Rare Currie display is a tasty piece of work
If you ever get the chance to stand in front of Ken Currie’s powerful big Three Oncologists painting in Edinburgh’s Scottish National Portrait Gallery, study the faces of those around you as they stare at the three ghostly cancer specialists on canvas. The chances are they will have stopped in their tracks.
Currie’s work has that effect. It’s as though he doesn’t just capture the life of a person. He captures their spirit. Dead or alive.
In a rare chance to see Currie’s work at scale, Glasgow Print
Studio is hosting an exhibition featuring new monoprints made at the studio. This is Currie’s first major solo show in Glasgow for several years.
Currie (inset) is one of the so-called New Glasgow Boys; a loosely affiliated group made up of fellow Glasgow School of Art (GSA) trained artists Steven Campbell, Stephen Conroy, Peter Howson and Adrian Wisniewski. All trained at GSA in the late ’70s and early ’80s.
The exhibition’s title, Chunnacas na mairbh beo (The Dead Have Been Seen Alive), is taken from Sorley MacLean’s famous Gaelic poem, Hallaig, written as a response to the Clearances on his home island of Raasay, in the Inner Hebrides.

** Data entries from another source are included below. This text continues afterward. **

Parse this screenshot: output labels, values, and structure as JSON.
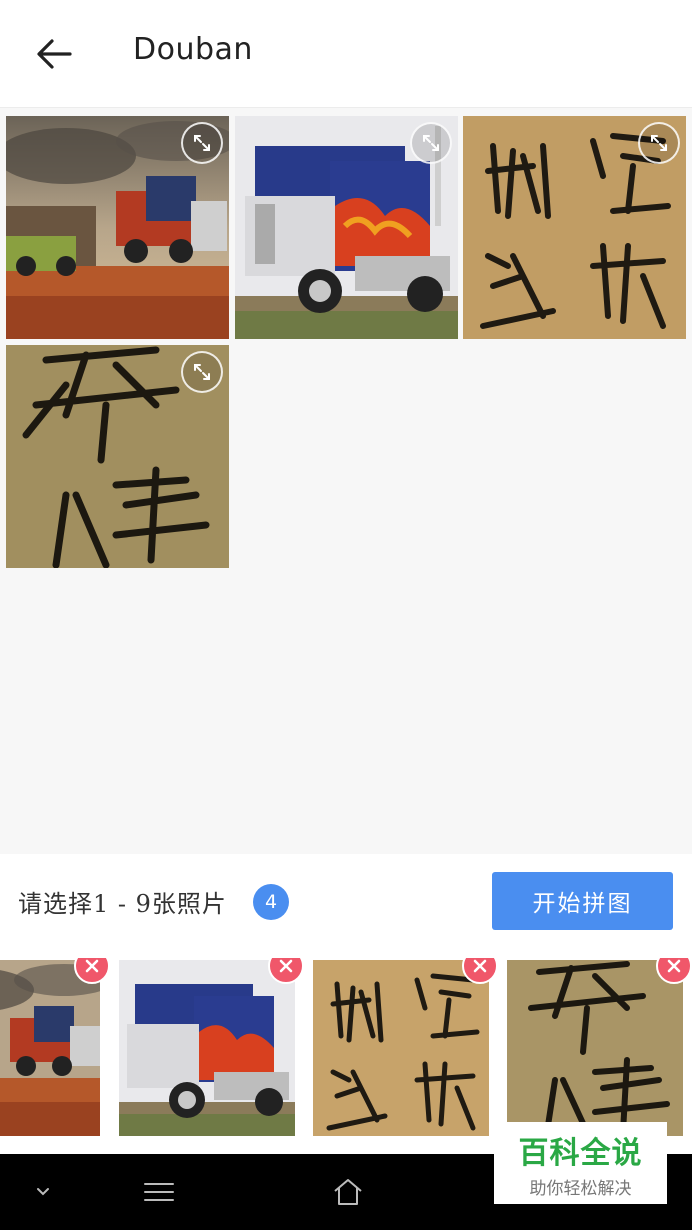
{
  "header": {
    "title": "Douban",
    "back_icon": "arrow-left-icon"
  },
  "grid": {
    "photos": [
      {
        "subject": "trucks-desert",
        "expand_icon": "expand-icon"
      },
      {
        "subject": "flame-truck",
        "expand_icon": "expand-icon"
      },
      {
        "subject": "calligraphy-1",
        "expand_icon": "expand-icon"
      },
      {
        "subject": "calligraphy-2",
        "expand_icon": "expand-icon"
      }
    ]
  },
  "selection": {
    "label": "请选择1 - 9张照片",
    "count": "4",
    "start_button": "开始拼图",
    "thumbnails": [
      {
        "subject": "trucks-desert",
        "remove_icon": "remove-icon"
      },
      {
        "subject": "flame-truck",
        "remove_icon": "remove-icon"
      },
      {
        "subject": "calligraphy-1",
        "remove_icon": "remove-icon"
      },
      {
        "subject": "calligraphy-2",
        "remove_icon": "remove-icon"
      }
    ]
  },
  "navbar": {
    "items": [
      "chevron-down-icon",
      "menu-icon",
      "home-icon"
    ]
  },
  "watermark": {
    "title": "百科全说",
    "subtitle": "助你轻松解决"
  },
  "colors": {
    "accent": "#4a8ef0",
    "remove": "#f0576a",
    "watermark_green": "#2aa845"
  }
}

The work is heavily influenced by Egyptian “Funerary” portraits, a type of painting with which Currie has long been fascinated. These vivid pictures of men and women date back almost 2,000 years to Roman Egypt.
Monoprinting is a perfect fit for Currie. The artist paints directly onto a plate and takes a maximum of three prints off the ink. A one-off print is made before the plate is wiped clean.
In between, there is the tension between success and failure. It is the eyes in Currie’s new monoprints – open or closed – which draw you in. John the Revelator, in all its bloodred glory, is a doozy.
The show, which runs until 26 November.